2019-11-14T18:05:05Z SUBDEBUG
Traceback (most recent call last):
File "/usr/lib/python3.6/site-packages/dnf/repo.py", line 566, in load
ret = self._repo.load()
File "/usr/lib64/python3.6/site-packages/libdnf/repo.py", line 503, in load
return _repo.Repo_load(self)
RuntimeError: Failed to synchronize cache for repo 'AppStream'
During handling of the above exception, another exception occurred:
Traceback (most recent call last):
File "/usr/lib/python3.6/site-packages/dnf/cli/main.py", line 64, in main
return _main(base, args, cli_class, option_parser_class)

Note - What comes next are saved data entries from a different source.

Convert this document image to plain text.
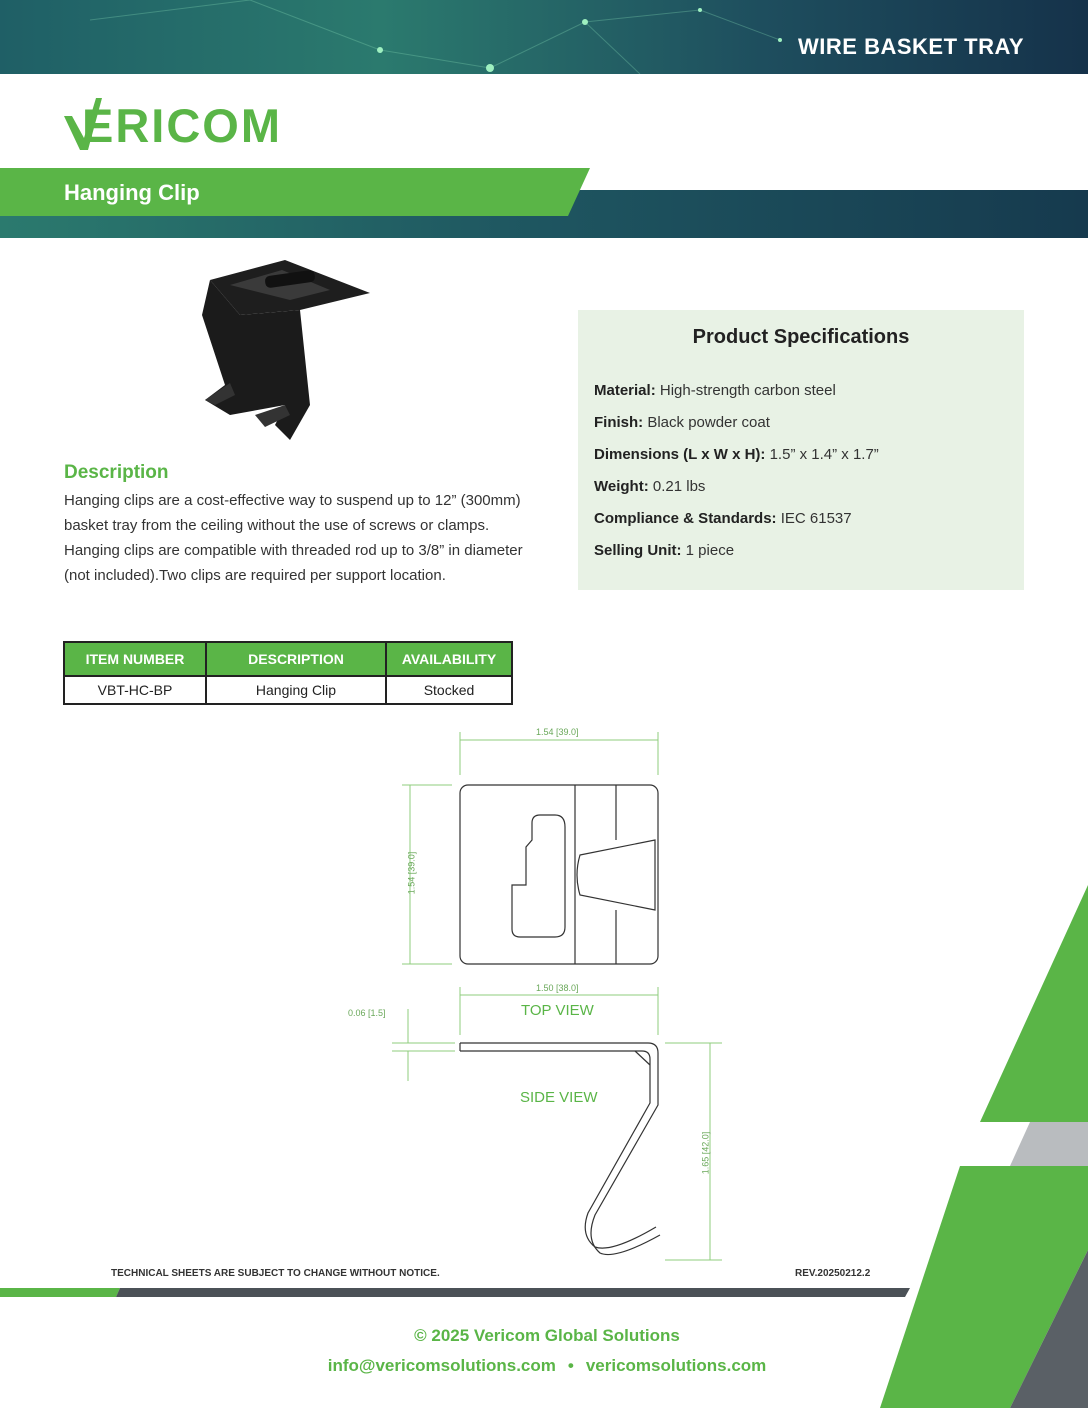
WIRE BASKET TRAY
ERICOM
Hanging Clip
Description
Hanging clips are a cost-effective way to suspend up to 12” (300mm) basket tray from the ceiling without the use of screws or clamps. Hanging clips are compatible with threaded rod up to 3/8” in diameter (not included).Two clips are required per support location.
ITEM NUMBER	DESCRIPTION	AVAILABILITY
VBT-HC-BP	Hanging Clip	Stocked
Product Specifications
Material: High-strength carbon steel
Finish: Black powder coat
Dimensions (L x W x H): 1.5” x 1.4” x 1.7”
Weight: 0.21 lbs
Compliance & Standards: IEC 61537
Selling Unit: 1 piece
1.54 [39.0]
1.54 [39.0]
1.50 [38.0]
0.06 [1.5]
1.65 [42.0]
TOP VIEW
SIDE VIEW
TECHNICAL SHEETS ARE SUBJECT TO CHANGE WITHOUT NOTICE.	REV.20250212.2
© 2025 Vericom Global Solutions
info@vericomsolutions.com • vericomsolutions.com
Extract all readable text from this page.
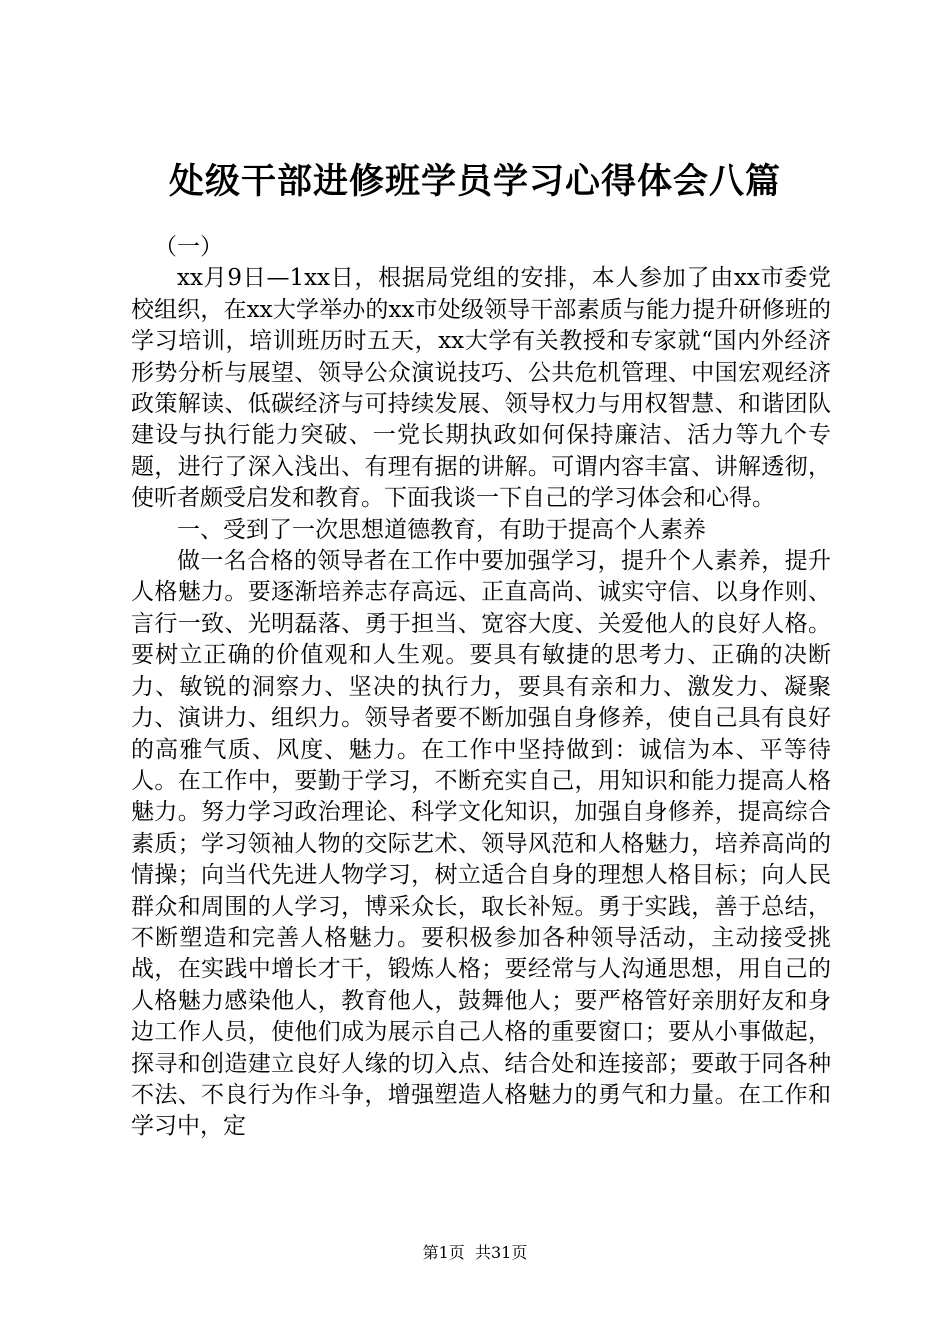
处级干部进修班学员学习心得体会八篇

（一）

xx月9日—1xx日，根据局党组的安排，本人参加了由xx市委党校组织，在xx大学举办的xx市处级领导干部素质与能力提升研修班的学习培训，培训班历时五天，xx大学有关教授和专家就“国内外经济形势分析与展望、领导公众演说技巧、公共危机管理、中国宏观经济政策解读、低碳经济与可持续发展、领导权力与用权智慧、和谐团队建设与执行能力突破、一党长期执政如何保持廉洁、活力等九个专题，进行了深入浅出、有理有据的讲解。可谓内容丰富、讲解透彻，使听者颇受启发和教育。下面我谈一下自己的学习体会和心得。

一、受到了一次思想道德教育，有助于提高个人素养

做一名合格的领导者在工作中要加强学习，提升个人素养，提升人格魅力。要逐渐培养志存高远、正直高尚、诚实守信、以身作则、言行一致、光明磊落、勇于担当、宽容大度、关爱他人的良好人格。要树立正确的价值观和人生观。要具有敏捷的思考力、正确的决断力、敏锐的洞察力、坚决的执行力，要具有亲和力、激发力、凝聚力、演讲力、组织力。领导者要不断加强自身修养，使自己具有良好的高雅气质、风度、魅力。在工作中坚持做到：诚信为本、平等待人。在工作中，要勤于学习，不断充实自己，用知识和能力提高人格魅力。努力学习政治理论、科学文化知识，加强自身修养，提高综合素质；学习领袖人物的交际艺术、领导风范和人格魅力，培养高尚的情操；向当代先进人物学习，树立适合自身的理想人格目标；向人民群众和周围的人学习，博采众长，取长补短。勇于实践，善于总结，不断塑造和完善人格魅力。要积极参加各种领导活动，主动接受挑战，在实践中增长才干，锻炼人格；要经常与人沟通思想，用自己的人格魅力感染他人，教育他人，鼓舞他人；要严格管好亲朋好友和身边工作人员，使他们成为展示自己人格的重要窗口；要从小事做起，探寻和创造建立良好人缘的切入点、结合处和连接部；要敢于同各种不法、不良行为作斗争，增强塑造人格魅力的勇气和力量。在工作和学习中，定

第1页 共31页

File "/usr/lib/python3.6/site-packages/dnf/cli/main.py", line 99, in _main
return cli_run(cli, base)
File "/usr/lib/python3.6/site-packages/dnf/cli/main.py", line 115, in cli_run
cli.run()
File "/usr/lib/python3.6/site-packages/dnf/cli/cli.py", line 1124, in run
self._process_demands()
File "/usr/lib/python3.6/site-packages/dnf/cli/cli.py", line 828, in _process_demands
load_available_repos=self.demands.available_repos)
File "/usr/lib/python3.6/site-packages/dnf/base.py", line 400, in fill_sack
self._add_repo_to_sack(r)
File "/usr/lib/python3.6/site-packages/dnf/base.py", line 135, in _add_repo_to_sack
repo.load()
File "/usr/lib/python3.6/site-packages/dnf/repo.py", line 568, in load
raise dnf.exceptions.RepoError(str(e))
dnf.exceptions.RepoError: Failed to synchronize cache for repo 'AppStream'
2019-11-14T18:05:05Z CRITICAL Error: Failed to synchronize cache for repo 'AppStream'
Interestingly it would work on the second boot. I posted on ServerFault about this. – https://serverfault.com/questions/991899/startup-script-centos-8-yum-install-no-network-on-first-boot. I will try to update this article if it goes anywhere as the “sleep 30” is annoying. The first iteration had a sleep 10 and it did not work.
It was strange because I could login and manually run the debug on it and it would succeed.
sudo google_metadata_script_runner --script-type startup --debug
Cloud-Init
Our goal was to use this right? Cloud-Init has a nice module for installing and configuring Salt – https://cloudinit.readthedocs.io/en/latest/topics/modules.html#salt-minion
#cloud-config
yum_repos:
salt-py3-latest:
baseurl: https://repo.saltstack.com/py3/redhat/$releasever/$basearch/latest
name: SaltStack Latest Release Channel Python 3 for RHEL/Centos $releasever
enabled: true
gpgcheck: true
gpgkey: https://repo.saltstack.com/py3/redhat/$releasever/$basearch/latest/SALTSTACK-GPG-KEY.pub
salt_minion:
pkg_name: 'salt-minion'
service_name: 'salt-minion'
config_dir: '/etc/salt'
conf:
master: salt.example.com
grains:
role:
- web
This sets up the repo for Salt. I prefer their repo over Epel as Epel tends to be dated. It then sets some simple salt-minion configs to get it going!
How do you set this?
You can set this two ways. One is from the command line if you have the SDK.
% gcloud compute instances create test123-17 --machine-type f1-micro --image-project centos-cloud --image-family centos-8 --metadata-from-file user-data=cloud-init.yaml,startup-script=cloud-bootstrap.sh
Or you can use the console and paste it in plain text.
Don’t feel bad if you can’t find these settings. They are buried here.
Final Words
In this article we walked through automating the provisioning. You can use cloud-init for all sorts of things such as ensuring its completely up to date before handing off as well as adding users and keys. For our need, we just wanted to get Salt on there so it could plug into config management.